Partially Attended

an irregularly updated blog by Ian Mulvany

Unpaywall Journals - possibly the most interesting thing to happen this year in library subscription land.

Wed Nov 6, 2019

660 Words

Heather and Jason from https://ourresearch.org/ have just released a preview of their new tool - unpaywall journals. You can have a look at the preview of this tool now - Unpaywall Journals.

They previewed this two weeks ago at FORCE2019 and have clearly gone through a ton of work to get the tool the state it is in todday, so big congraatulations to them on the product release.

For those of you not in the know they have a long track record of building useful open infrastructure in the scholarly communications spaace. The product that they hvae built to date that has probably had the biggest impact is Unpaywall which maps over 24M scholarly articles to open access versions of those articles. By using data from this tool they have recently been able to make what they believe are high resolution projections of the growth of different forms of open access for most journals in the world - paper here - bioarxive piwower - Google Search.

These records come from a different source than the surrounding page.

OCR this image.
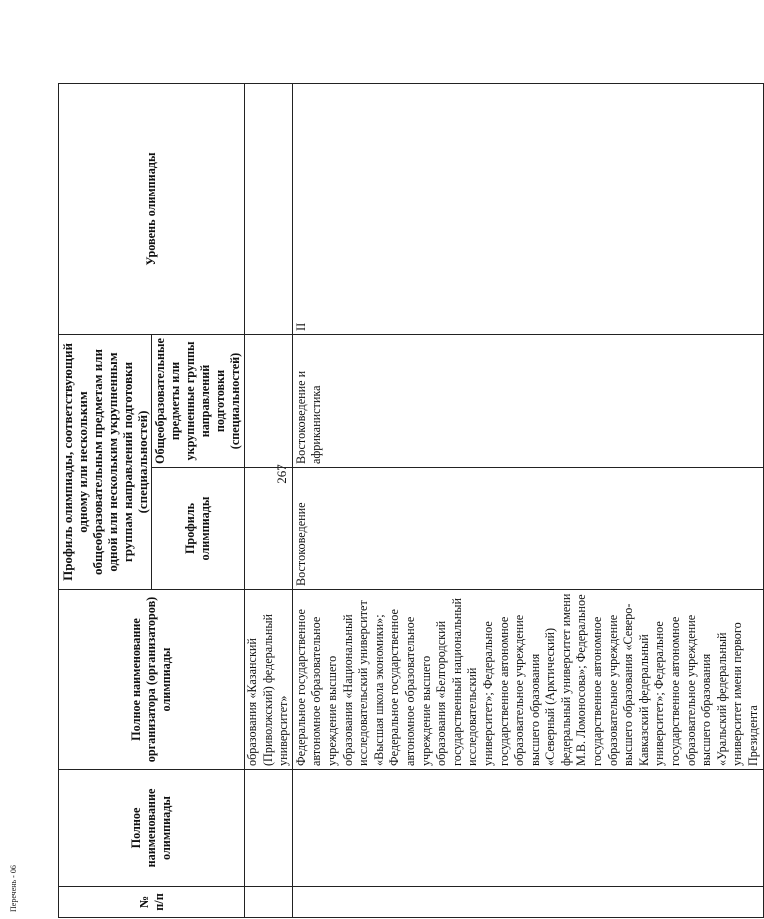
267
Перечень - 06	№ п/п	Полное наименование олимпиады	Полное наименование организатора (организаторов) олимпиады	Профиль олимпиады, соответствующий одному или нескольким общеобразовательным предметам или одной или нескольким укрупненным группам направлений подготовки (специальностей)		Уровень олимпиады
			Профиль олимпиады	Общеобразовательные предметы или укрупненные группы направлений подготовки (специальностей)	
		образования «Казанский (Приволжский) федеральный университет»			
		Федеральное государственное автономное образовательное учреждение высшего образования «Национальный исследовательский университет «Высшая школа экономики»; Федеральное государственное автономное образовательное учреждение высшего образования «Белгородский государственный национальный исследовательский университет»; Федеральное государственное автономное образовательное учреждение высшего образования «Северный (Арктический) федеральный университет имени М.В. Ломоносова»; Федеральное государственное автономное образовательное учреждение высшего образования «Северо-Кавказский федеральный университет»; Федеральное государственное автономное образовательное учреждение высшего образования «Уральский федеральный университет имени первого Президента	Востоковедение	Востоковедение и африканистика	II
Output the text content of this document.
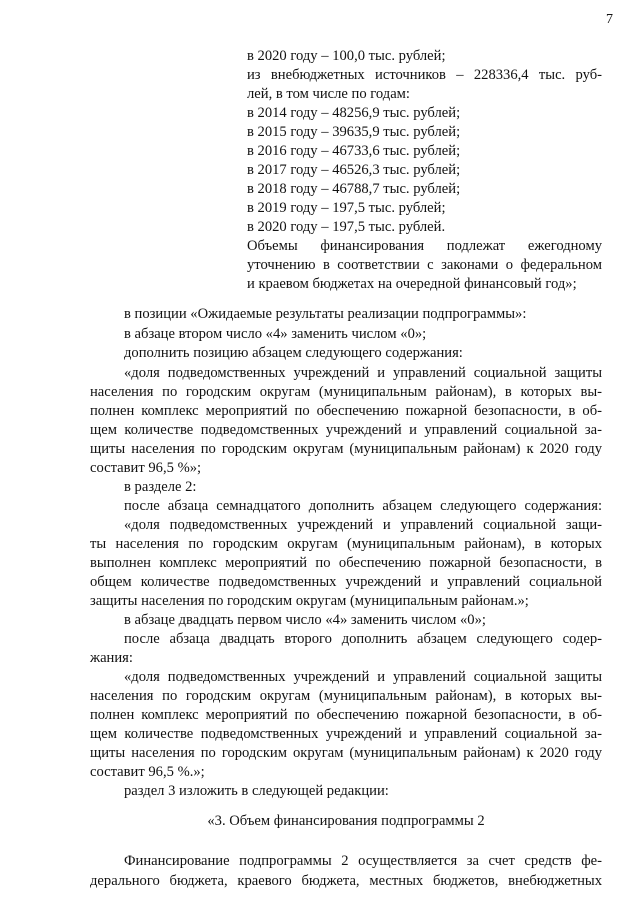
7
в 2020 году – 100,0 тыс. рублей;
из внебюджетных источников – 228336,4 тыс. руб-
лей, в том числе по годам:
в 2014 году – 48256,9 тыс. рублей;
в 2015 году – 39635,9 тыс. рублей;
в 2016 году – 46733,6 тыс. рублей;
в 2017 году – 46526,3 тыс. рублей;
в 2018 году – 46788,7 тыс. рублей;
в 2019 году – 197,5 тыс. рублей;
в 2020 году – 197,5 тыс. рублей.
Объемы финансирования подлежат ежегодному
уточнению в соответствии с законами о федеральном
и краевом бюджетах на очередной финансовый год»;
в позиции «Ожидаемые результаты реализации подпрограммы»:
в абзаце втором число «4» заменить числом «0»;
дополнить позицию абзацем следующего содержания:
«доля подведомственных учреждений и управлений социальной защиты
населения по городским округам (муниципальным районам), в которых вы-
полнен комплекс мероприятий по обеспечению пожарной безопасности, в об-
щем количестве подведомственных учреждений и управлений социальной за-
щиты населения по городским округам (муниципальным районам) к 2020 году
составит 96,5 %»;
в разделе 2:
после абзаца семнадцатого дополнить абзацем следующего содержания:
«доля подведомственных учреждений и управлений социальной защи-
ты населения по городским округам (муниципальным районам), в которых
выполнен комплекс мероприятий по обеспечению пожарной безопасности, в
общем количестве подведомственных учреждений и управлений социальной
защиты населения по городским округам (муниципальным районам.»;
в абзаце двадцать первом число «4» заменить числом «0»;
после абзаца двадцать второго дополнить абзацем следующего содер-
жания:
«доля подведомственных учреждений и управлений социальной защиты
населения по городским округам (муниципальным районам), в которых вы-
полнен комплекс мероприятий по обеспечению пожарной безопасности, в об-
щем количестве подведомственных учреждений и управлений социальной за-
щиты населения по городским округам (муниципальным районам) к 2020 году
составит 96,5 %.»;
раздел 3 изложить в следующей редакции:
«3. Объем финансирования подпрограммы 2
Финансирование подпрограммы 2 осуществляется за счет средств фе-
дерального бюджета, краевого бюджета, местных бюджетов, внебюджетных
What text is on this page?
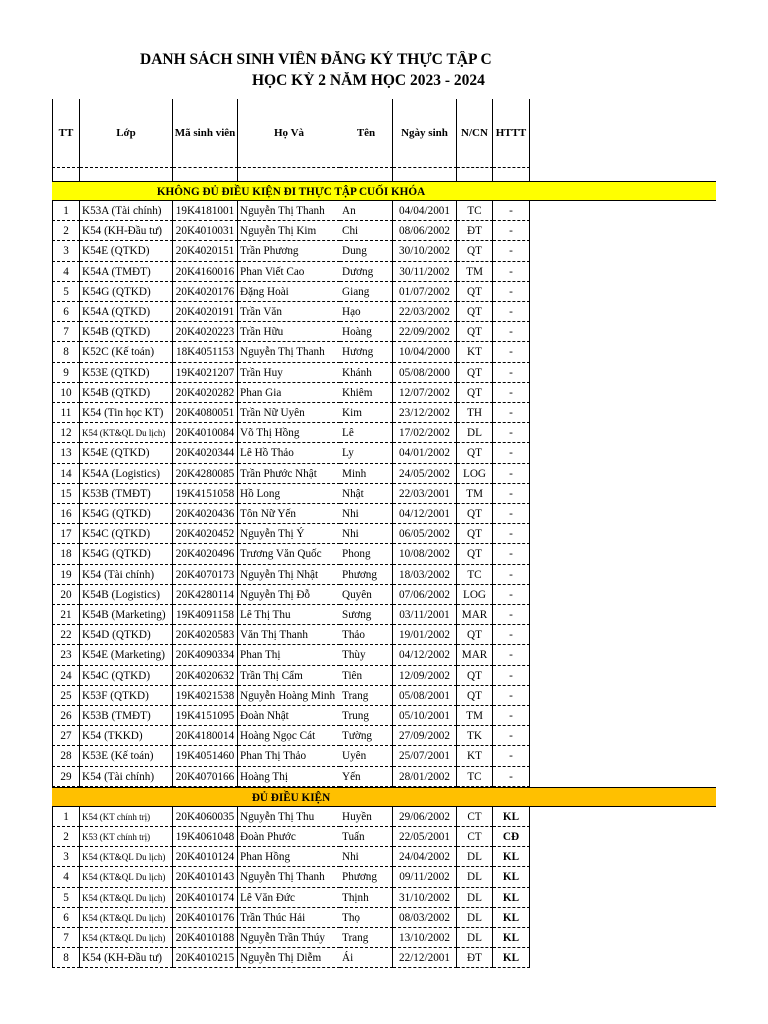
DANH SÁCH SINH VIÊN ĐĂNG KÝ THỰC TẬP C
HỌC KỲ 2 NĂM HỌC 2023 - 2024
TT	Lớp	Mã sinh viên	Họ Và	Tên	Ngày sinh	N/CN HTTT
KHÔNG ĐỦ ĐIỀU KIỆN ĐI THỰC TẬP CUỐI KHÓA
1	K53A (Tài chính)	19K4181001 Nguyễn Thị Thanh	An	04/04/2001	TC	-
2	K54 (KH-Đầu tư)	20K4010031 Nguyễn Thị Kim	Chi	08/06/2002	ĐT	-
3	K54E (QTKD)	20K4020151 Trần Phương	Dung	30/10/2002	QT	-
4	K54A (TMĐT)	20K4160016 Phan Viết Cao	Dương	30/11/2002	TM	-
5	K54G (QTKD)	20K4020176 Đặng Hoài	Giang	01/07/2002	QT	-
6	K54A (QTKD)	20K4020191 Trần Văn	Hạo	22/03/2002	QT	-
7	K54B (QTKD)	20K4020223 Trần Hữu	Hoàng	22/09/2002	QT	-
8	K52C (Kế toán)	18K4051153 Nguyễn Thị Thanh	Hương	10/04/2000	KT	-
9	K53E (QTKD)	19K4021207 Trần Huy	Khánh	05/08/2000	QT	-
10 K54B (QTKD)	20K4020282 Phan Gia	Khiêm	12/07/2002	QT	-
11 K54 (Tin học KT)	20K4080051 Trần Nữ Uyên	Kim	23/12/2002	TH	-
12	K54 (KT&QL Du lịch) 20K4010084 Võ Thị Hồng	Lê	17/02/2002	DL	-
13 K54E (QTKD)	20K4020344 Lê Hồ Thảo	Ly	04/01/2002	QT	-
14 K54A (Logistics)	20K4280085 Trần Phước Nhật	Minh	24/05/2002	LOG	-
15 K53B (TMĐT)	19K4151058 Hồ Long	Nhật	22/03/2001	TM	-
16 K54G (QTKD)	20K4020436 Tôn Nữ Yến	Nhi	04/12/2001	QT	-
17 K54C (QTKD)	20K4020452 Nguyễn Thị Ý	Nhi	06/05/2002	QT	-
18 K54G (QTKD)	20K4020496 Trương Văn Quốc	Phong	10/08/2002	QT	-
19 K54 (Tài chính)	20K4070173 Nguyễn Thị Nhật	Phương	18/03/2002	TC	-
20 K54B (Logistics)	20K4280114 Nguyễn Thị Đỗ	Quyên	07/06/2002	LOG	-
21 K54B (Marketing) 19K4091158 Lê Thị Thu	Sương	03/11/2001	MAR	-
22 K54D (QTKD)	20K4020583 Văn Thị Thanh	Thảo	19/01/2002	QT	-
23 K54E (Marketing) 20K4090334 Phan Thị	Thùy	04/12/2002	MAR	-
24 K54C (QTKD)	20K4020632 Trần Thị Cẩm	Tiên	12/09/2002	QT	-
25 K53F (QTKD)	19K4021538 Nguyễn Hoàng Minh Trang	05/08/2001	QT	-
26 K53B (TMĐT)	19K4151095 Đoàn Nhật	Trung	05/10/2001	TM	-
27 K54 (TKKD)	20K4180014 Hoàng Ngọc Cát	Tường	27/09/2002	TK	-
28 K53E (Kế toán)	19K4051460 Phan Thị Thảo	Uyên	25/07/2001	KT	-
29 K54 (Tài chính)	20K4070166 Hoàng Thị	Yến	28/01/2002	TC	-
ĐỦ ĐIỀU KIỆN
1	K54 (KT chính trị)	20K4060035 Nguyễn Thị Thu	Huyền	29/06/2002	CT	KL
2	K53 (KT chính trị)	19K4061048 Đoàn Phước	Tuấn	22/05/2001	CT	CĐ
3	K54 (KT&QL Du lịch) 20K4010124 Phan Hồng	Nhi	24/04/2002	DL	KL
4	K54 (KT&QL Du lịch) 20K4010143 Nguyễn Thị Thanh	Phương	09/11/2002	DL	KL
5	K54 (KT&QL Du lịch) 20K4010174 Lê Văn Đức	Thịnh	31/10/2002	DL	KL
6	K54 (KT&QL Du lịch) 20K4010176 Trần Thúc Hải	Thọ	08/03/2002	DL	KL
7	K54 (KT&QL Du lịch) 20K4010188 Nguyễn Trần Thúy	Trang	13/10/2002	DL	KL
8	K54 (KH-Đầu tư)	20K4010215 Nguyễn Thị Diễm	Ái	22/12/2001	ĐT	KL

If you were a librarian, and you knew how much of the a journal you are currently subscribing too were to become open access over the next five years, and furthermore you could match that data with the specific usage of that journal by your patrons, along with estimating how much it would cost you to get some of that content via inter library loans, then that might make it easy for you to decide whether to keep subscribing to that journal in the future. Now imagine you could do that in one moment for your entire collection, and have a tool that automatically modelled different scenarios for you. That’s what unpaywall journals is aiming to be.

The tool released for preview this week has A LOT of functionality in it, but I’ll just show two screen shots that I grabbed that nicely summarise the gist of what is going on here.

Unpaywall journals - scenario cost summary

This screenshot shows the view that gives you a rolled up summary of projected cost savings, based on canceling the journals (indicated by the grey dots on the right). The tool allows a ton of modelling to be rolled in to the projection, like % of expected inter library loan, expected cost growth of the current package deal.

Unpaywall Journals single journal usage projection

This screenshot shows how they project future expected usage for a single journal.

There are many other aspect of the product, including future citation prediction, based on authors at the given institution.

The bottom line here is that if librarians believe the modelling, then they will have powerful arguments to drive down the cost of their subscriptions.

I think the tool looks powerful, and is the kind of thing that has been within reach of many people to be able to deliver on for some time now, but whether this tool will find a sustainable market I think will depend on two things. 1) if the main use case is for the tool to be used in licence negotiations by libraries then those who make the deals will have to both have confidence in the tool, the data and the modelling, as well as be convinced to change their behaviour based on this information. It will take some early adopters to be willing to talk about their experiences of using this in their negotiations for this tool to be on that becomes a must-have for libraries, and given the length and intricacy involved in content negotiations that lead time might be quite long. 2) if they can’t reach that market quickly enough then reconfiguring the cost and value proposition to sell into an adjacent use case will be critical. There is so much useful information in the tool that a more like that should be possible, but with such aa small team behind the tool even an adjacent shift might be difficult.

I’m bullish on the chances of success of this, and am going to be keeping a close eye on how it progresses.